Adding your Client IP to the Azure SQL server firewall
One of the first things that need to be done when you create a Azure SQL database is adding the Client IP address to the firewall of the Azure SQL server. By default all traffic between Azure services are allowed but traffic from another machine is disallowed. Connecting to the server with for example SQL Management Studio will result in the following error:
“Cannot open server [servername] requested by the login. Client with IP address [IP Address] is not allowed to access the server.”
Steps
When you open the Azure SQL Database within Visual Studio it will prompt you the question if you would like to add your Client IP to the firewall in order to access the database. If you prefer another tool like SQL Server Management studio you will have to configure this within the Azure Portal (as mentioned in the error):
- Open the Azure Portal: https://portal.azure.com.
- Click on Resource Groups and then the resource group of the SQL server.
- In the Resource Group blade click on the SQL server.
- Within the “Security” Category click on “Firewall”.

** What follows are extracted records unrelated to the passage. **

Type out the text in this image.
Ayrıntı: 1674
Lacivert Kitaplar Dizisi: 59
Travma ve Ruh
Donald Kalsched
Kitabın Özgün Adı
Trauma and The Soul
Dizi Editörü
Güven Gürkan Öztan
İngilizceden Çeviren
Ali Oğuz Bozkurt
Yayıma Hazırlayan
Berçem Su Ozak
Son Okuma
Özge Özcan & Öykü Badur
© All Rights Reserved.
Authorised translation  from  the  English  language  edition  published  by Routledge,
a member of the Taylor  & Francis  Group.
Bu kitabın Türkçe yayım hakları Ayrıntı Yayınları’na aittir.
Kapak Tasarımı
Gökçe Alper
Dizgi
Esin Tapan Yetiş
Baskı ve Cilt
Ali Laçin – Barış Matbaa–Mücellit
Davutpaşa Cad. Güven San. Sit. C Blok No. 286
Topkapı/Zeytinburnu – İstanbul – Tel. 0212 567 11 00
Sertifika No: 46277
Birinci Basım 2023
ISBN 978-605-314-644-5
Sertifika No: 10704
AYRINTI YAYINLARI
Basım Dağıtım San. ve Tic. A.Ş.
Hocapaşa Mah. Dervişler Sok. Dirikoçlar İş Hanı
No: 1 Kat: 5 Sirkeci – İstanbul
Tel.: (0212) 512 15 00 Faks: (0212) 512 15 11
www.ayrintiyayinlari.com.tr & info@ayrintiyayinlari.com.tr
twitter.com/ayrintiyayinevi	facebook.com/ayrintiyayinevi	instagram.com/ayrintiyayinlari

- Add your Client IP within this blade.
- Click on save to save the settings.
Until today I navigated to the website: https://www.whatismyip.com/ to retrieve my external IP and add it via the steps mentioned above but today I noticed another option (I think it already was there for quite some time). Within the firewall blade you can click on “Add client IP” to add your current client IP.
it worked!, very good article. Thanks!
Thanks man! Worked for me.
the public IP address did not work for me. i opened SSMS and it popped up a screen, with an IP address listed, saying add this IP address to the allowed IP list. When I added this particular IP, I was able to connect. This IP was different than my public IP address!! Any thoughts? I, for the life of me, not able to figure out where did SSMS get this IP address from. It is not showing up in my ipconfig /all too. Look forward to hear your thoughts.
It all depends on how the SQL system is setup. Besides that is can also be VPN related.
Well, let me throw this one out there becauses nothing I can find.
External access using MFA? I find the firewall setting in Azure for SQL PaaS overrides this but Microsoft documentation is so poor I cant find a definitive answer to this query. MFA is working on my network but not external. It goes straight in. If I remove the IP whitelist from the firewall it prompts me to add the IP and then fails.
I really wish Microsoft documentation was better so I searched Google and found nothing about this but from my testing it sounds like it is expected behaviour. I just cant rely on the likes of MS to verify.
Is there any way to add IPs from the azure command line?